Nearly-constrained transversely isotropic linear elasticity: energetically consistent anisotropic deformation modes for mixed finite element formulations

• Published in: International journal of solids and structures Vol. 202; pp. 166 - 183
• Main Authors: Marino, Michele, Wriggers, Peter
• Format: Journal Article
• Language: English
• Published: New York Elsevier Ltd 01.10.2020; Elsevier BV
• Subjects: Accuracy; Anisotropic materials; Deformation; Elasticity; Energy requirements; Finite element method; Incompressibility; Isotropic material; Kinematics; Locking; Material properties; Mixed finite element method; Near-incompressibility; Nearly-inextensible fibers; Robustness (mathematics); Two dimensional models; Variational methods; Variational principles; Mixed finite element method; Nearly-inextensible fibers; Variational principles; Near-incompressibility; Anisotropic materials
• ISSN: 0020-7683; 1879-2146
• DOI: 10.1016/j.ijsolstr.2020.05.011

Strong anisotropies and/or near-incompressibility properties introduce internal constraints in material deformation. Numerical simulations comprising such a constrained behaviour show an overstiff structural response, referred to as element locking. Implementations based on mixed variational methods can heal locking but available solutions in the state-of-the-art are still non-optimal for anisotropic materials.
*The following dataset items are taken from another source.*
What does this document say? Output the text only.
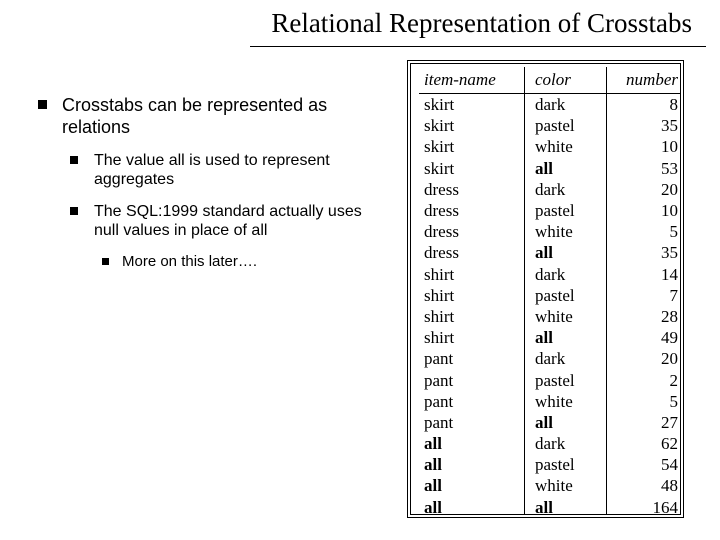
Relational Representation of Crosstabs
Crosstabs can be represented as relations
The value all is used to represent aggregates
The SQL:1999 standard actually uses null values in place of all
More on this later….
item-name	color	number
skirt	dark	8
skirt	pastel	35
skirt	white	10
skirt	all	53
dress	dark	20
dress	pastel	10
dress	white	5
dress	all	35
shirt	dark	14
shirt	pastel	7
shirt	white	28
shirt	all	49
pant	dark	20
pant	pastel	2
pant	white	5
pant	all	27
all	dark	62
all	pastel	54
all	white	48
all	all	164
This paper addresses this issue, by proposing a novel decomposition of anisotropic deformation modes on the basis of kinematic and energy requirements. Theoretical results exploit the Walpole’s formalism. The proposed kinematic split allows to introduce a new class of variational principles, referred to as energetically decoupled, for nearly-constrained transversely isotropic materials in linear elasticity. Low-order mixed finite element models are thus derived for treating near-inextensibility and/or near-incompressibility. Two-dimensional benchmark tests reproducing pure-bending and Cook’s membrane problems are conducted. Numerical results show that the accuracy of energetically decoupled formulations is high and robust with respect to variations of material properties, while the accuracy of non-energetically decoupled formulations is more sensitive.